Puente de Los Esclavos en Guatemala, sobrevive a ciclones y terremotos

Ciudad Guatemala. Agencia PL. | 27 de Mayo de 2015 a las 11:07

Cuentan los guatemaltecos que la mano del Diablo estuvo detrás de la construcción del puente de Los Esclavos, sobreviviente de ciclones y terremotos en el poblado de igual nombre, ubicado en el suroriental departamento de Santa Rosa.

Cuando crece el río color tierra, parece que va a arrastrar de un momento a otro la negruzca obra, veteada con el verde de los musgos incrustados sobre el macizo de piedra, cal y barro del tiempo de la colonia.

Pero ningún fenómeno meteorológico de antaño, o más recientes como el huracán Mitch (1998) y Stan (2005), han derrumbado esta joya arquitectónica de más de 400 años, que despierta la curiosidad de nacionales y extranjeros.

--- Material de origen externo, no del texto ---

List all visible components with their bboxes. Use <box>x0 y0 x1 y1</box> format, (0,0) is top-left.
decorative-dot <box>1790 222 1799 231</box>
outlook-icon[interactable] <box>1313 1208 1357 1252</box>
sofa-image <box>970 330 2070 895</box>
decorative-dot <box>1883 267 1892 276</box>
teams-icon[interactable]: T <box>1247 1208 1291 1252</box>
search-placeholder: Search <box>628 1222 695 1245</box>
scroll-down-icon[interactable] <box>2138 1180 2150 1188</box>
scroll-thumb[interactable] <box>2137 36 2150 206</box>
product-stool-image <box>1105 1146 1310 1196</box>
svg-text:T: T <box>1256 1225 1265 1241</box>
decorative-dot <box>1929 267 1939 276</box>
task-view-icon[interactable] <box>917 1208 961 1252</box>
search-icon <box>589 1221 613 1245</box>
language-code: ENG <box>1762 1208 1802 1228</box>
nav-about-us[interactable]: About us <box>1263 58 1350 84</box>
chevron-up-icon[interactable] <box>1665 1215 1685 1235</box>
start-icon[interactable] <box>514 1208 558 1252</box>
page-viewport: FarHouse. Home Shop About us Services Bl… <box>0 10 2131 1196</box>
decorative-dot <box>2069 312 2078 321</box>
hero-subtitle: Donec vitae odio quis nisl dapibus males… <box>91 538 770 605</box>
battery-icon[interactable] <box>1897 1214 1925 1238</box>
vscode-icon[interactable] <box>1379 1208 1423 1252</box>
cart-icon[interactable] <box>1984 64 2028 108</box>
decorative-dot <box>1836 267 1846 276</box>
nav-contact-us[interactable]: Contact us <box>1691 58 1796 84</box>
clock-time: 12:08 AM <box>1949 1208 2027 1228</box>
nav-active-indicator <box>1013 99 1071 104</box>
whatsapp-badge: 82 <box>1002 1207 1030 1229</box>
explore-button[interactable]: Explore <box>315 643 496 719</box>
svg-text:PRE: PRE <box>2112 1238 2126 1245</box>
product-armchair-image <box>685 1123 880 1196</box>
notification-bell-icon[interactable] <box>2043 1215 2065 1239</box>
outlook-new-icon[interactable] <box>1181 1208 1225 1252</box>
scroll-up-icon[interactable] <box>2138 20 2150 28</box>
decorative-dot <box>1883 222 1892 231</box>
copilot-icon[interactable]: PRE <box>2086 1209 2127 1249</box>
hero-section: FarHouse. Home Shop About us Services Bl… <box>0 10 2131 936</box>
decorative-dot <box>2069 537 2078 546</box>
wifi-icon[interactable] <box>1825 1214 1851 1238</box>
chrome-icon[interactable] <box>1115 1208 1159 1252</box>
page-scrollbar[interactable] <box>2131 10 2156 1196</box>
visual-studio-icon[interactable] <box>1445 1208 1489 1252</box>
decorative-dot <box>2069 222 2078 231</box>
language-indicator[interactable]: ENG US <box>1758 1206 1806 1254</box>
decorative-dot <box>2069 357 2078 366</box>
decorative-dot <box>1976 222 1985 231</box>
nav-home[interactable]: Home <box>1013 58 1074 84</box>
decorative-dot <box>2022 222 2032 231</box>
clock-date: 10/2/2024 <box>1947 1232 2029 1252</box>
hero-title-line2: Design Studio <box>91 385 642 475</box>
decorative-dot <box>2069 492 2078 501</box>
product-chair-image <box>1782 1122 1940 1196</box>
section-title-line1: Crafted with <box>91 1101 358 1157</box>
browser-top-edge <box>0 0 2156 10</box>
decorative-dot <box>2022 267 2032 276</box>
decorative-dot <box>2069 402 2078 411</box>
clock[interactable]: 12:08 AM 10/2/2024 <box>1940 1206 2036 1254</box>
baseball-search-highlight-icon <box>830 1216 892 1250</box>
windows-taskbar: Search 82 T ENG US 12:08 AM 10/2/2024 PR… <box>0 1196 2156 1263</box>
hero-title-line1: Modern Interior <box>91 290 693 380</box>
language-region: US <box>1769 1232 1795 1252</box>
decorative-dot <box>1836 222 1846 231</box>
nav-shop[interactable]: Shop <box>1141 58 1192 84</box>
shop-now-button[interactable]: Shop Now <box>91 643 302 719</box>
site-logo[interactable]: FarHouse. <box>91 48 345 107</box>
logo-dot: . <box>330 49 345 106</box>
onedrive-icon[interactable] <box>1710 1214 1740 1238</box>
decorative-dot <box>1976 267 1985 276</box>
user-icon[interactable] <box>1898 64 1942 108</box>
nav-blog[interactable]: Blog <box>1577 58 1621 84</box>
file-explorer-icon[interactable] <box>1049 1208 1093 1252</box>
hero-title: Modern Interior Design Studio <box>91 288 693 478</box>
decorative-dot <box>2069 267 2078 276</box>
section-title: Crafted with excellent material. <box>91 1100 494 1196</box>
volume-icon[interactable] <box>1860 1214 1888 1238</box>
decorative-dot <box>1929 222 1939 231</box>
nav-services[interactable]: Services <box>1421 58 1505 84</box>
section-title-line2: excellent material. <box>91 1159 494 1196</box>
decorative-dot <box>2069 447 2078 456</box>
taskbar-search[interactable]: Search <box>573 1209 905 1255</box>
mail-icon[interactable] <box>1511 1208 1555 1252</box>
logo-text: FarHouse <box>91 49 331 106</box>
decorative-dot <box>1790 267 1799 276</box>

La estructura, levantada por xincas al compás del látigo español, está situada en el municipio de Cuilapa, cabecera del Santa Rosa, considerado el centro de las dos Américas, según imágenes tomadas por satélite.

El conquistador Pedro de Alvarado sometió a esos indígenas y, de acuerdo con referencias históricas, ellos fueron los primeros siervos formalmente asignados por los colonizadores en ese poblado.

El historiador guatemalteco Celso Lara señala que esa creación ingenieril -de 75 metros de largo por dos de ancho y 11 arcos- fue erigida de 1580 a 1592.

Cimentado cuando las personas se transportaban en carretas tiradas por bueyes, el viaducto sirvió para facilitar la comunicación a los comerciantes provenientes de El Salvador y Honduras.

Esta es la interpretación racional de la historiografía, pero en la memoria de la gente de a pie pervive una leyenda salpicada con singulares matices.

Se dice que uno de los esclavos -algunos mencionan a un capataz- estaba urgido de concluir la obra, para la cual ya no había fondos.

Ante tanta presión, el ansioso invocó al Diablo y le propuso venderle su alma a cambio de que se concluyera la construcción.

Para sorpresa de todos, al día siguiente del supuesto diálogo con Lucifer, la edificación quedó finalizada, pero en ese momento el personaje se arrepintió de su pacto con Satanás.

Tal reacción desató la ira del Demonio, que mantuvo un forcejeo con su rival hasta lanzarle una patada o manotazo, que el agredido pudo esquivar milagrosamente.

Tanta fue la fuerza diabólica de la acción agresiva, que se estrelló contra una de las partes del puente, la cual-curiosamente- nunca ha podido repararse por más que se ha intentado durante siglos.

Otra versión se basa en que para pagar los gastos constructivos, se impusieron dos reales de impuesto a cada botella de vino.

Como se hizo gracias al dinero desembolsado para un vicio, los pobladores de finales del siglo XV comentaron que por eso fue una obra del Diablo.

Sea cual sea la verdad, lo cierto es que el puente de Los Esclavos sigue en pie, pese a los embates de la naturaleza. Y seguramente muchos brindan por eso, incluso con esa bebida prodigiosa del dios Baco.